Beatrice ou l’inversion des rôles
L’originalité vient avant tout du personnage éponyme, dont l’insoumission et l’intégrité constituent des traits trop rarement attribués aux femmes à ce point et jusqu’au bout à l’opéra (souvent, au contraire et sous la pression, elles finissent par imploser et devenir folles). À cela s’ajoute la caractérisation du ténor, tout aussi surprenante : Orombello est bien loin des guerriers obtus et téméraires, c’est un amoureux qui cède sous la torture et accuse faussement celle qu’il aime, bien malgré lui. Ajoutons, spoiler alert, que Beatrice sera torturée elle aussi mais ne cèdera pas d’un pouce ! L’implosion est donc plutôt masculine, qu’il s’agisse de la lâcheté d’Orombello ou de la folie sanguinaire de Filippo. Voilà qui fait du bien !
Au service d’un livret qui rend service
La deuxième surprise, plus diffuse, plus intriquée aussi, provient de l’acuité des dialogues qui font souvent mouche, et de la force intacte du livret, tissant les enjeux de chaque personnage avec une véritable force d’attraction et d’étonnement. Les tergiversations entremêlées de remords de Filippo, son basculement explicite dans la tyrannie ; le discours endolori et décousu d’Orombello après la séance de torture ; les échanges conflictuels des époux ennemis ; la force révolutionnaire des adieux de Beatrice, fière de n’avoir pas cédé ; etc. Tout est, de plus, soutenu par un continuum orchestral au service de l’expressivité plutôt que de la beauté, Bellini offrant une composition intimiste à l’image du huis-clos qui se déroule sur scène, centré sur un nombre inhabituellement restreint de personnages.
C’est d’ailleurs ce que la mise en scène de Peter Sellars parvient le mieux à mettre en avant dans une scénographie aussi ambitieuse qu’efficace : l’histoire se déroule dans une immense cour vitrifiée évoquant à la fois l’Italie et les arcanes du pouvoir, où le labyrinthe de verdure métallique (aux allures “année 1990”…) qui s’étend au premier plan représente les nœuds de l’action, symbolisant tour à tour les méandres amoureux, les tensions politiques et la scène du jugement.
Le chef Mark Wigglesworth, de son côté, accompagne et ponctue les scènes avec une précision à la hauteur de son engagement, tout à la fois fervent et proche des chanteurs, n’hésitant pas —sans doute avec la complicité du metteur en scène américain— à laisser le silence guider l’écoute tout autant que les instruments.

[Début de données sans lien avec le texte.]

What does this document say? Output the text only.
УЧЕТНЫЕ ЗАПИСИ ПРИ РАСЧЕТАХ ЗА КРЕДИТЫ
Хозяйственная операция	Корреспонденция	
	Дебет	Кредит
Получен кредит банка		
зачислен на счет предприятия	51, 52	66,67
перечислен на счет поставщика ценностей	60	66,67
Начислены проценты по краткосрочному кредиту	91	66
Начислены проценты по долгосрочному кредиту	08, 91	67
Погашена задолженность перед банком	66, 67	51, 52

Équilibre des rôles, équilibre des voix
La dernière surprise, et pas des moindres, provient de la distribution, d’une cohésion millimétrée avec, çà et là, des moments d’audace virtuose. Tamara Wilson incarne Beatrice à corps perdu : elle est une femme à la démarche fatiguée dans le premier acte, que l’injustice réveille doublement (celle de son peuple opprimé et celle de l’accusation mensongère) et qui, habitée d’une force nouvelle, achève l’opéra redressée malgré la torture, tremblante et fière, avant de s’effondrer avec la même violence que la fin orchestrale abrupte. La voix est ample, d’une même puissance sur l’ensemble de la tessiture, sachant s’alléger et se gonfler au rythme des états émotionnels du personnage avec une intelligence du texte et une richesse des nuances qui en font un chant belcantiste accompli.
À ses côtés, Pene Pati lui rend idéalement la pareille, proposant un Orombello d’une musicalité analogue, avec un timbre brillant et blanc que colorent son amour et ses souffrances sans que jamais la ligne ne disparaisse au détriment de la justesse et de l’équilibre. Acteur convaincant lui aussi, notamment lorsqu’il revient de la séance de torture et que tout son corps l’entraîne irrémédiablement vers le sol et la honte, le ténor parvient à émouvoir par son implication physique à toute épreuve. Amitai Pati, frère de Pene, incarne son ami Anichino d’une autorité spontanée malgré l’intimidation du personnage face à la menace que constitue Filippo. Il oscille ainsi entre l’offuscation légitime et le silence de l’impuissance devant les injustices perpétrées. Cette fougue se retrouve dans la voix juvénile de l’interprète qui partage avec son frère à la ville un timbre rond et une élégance de phrasé immédiatement séduisants, se différenciant par un son plus clair et léger.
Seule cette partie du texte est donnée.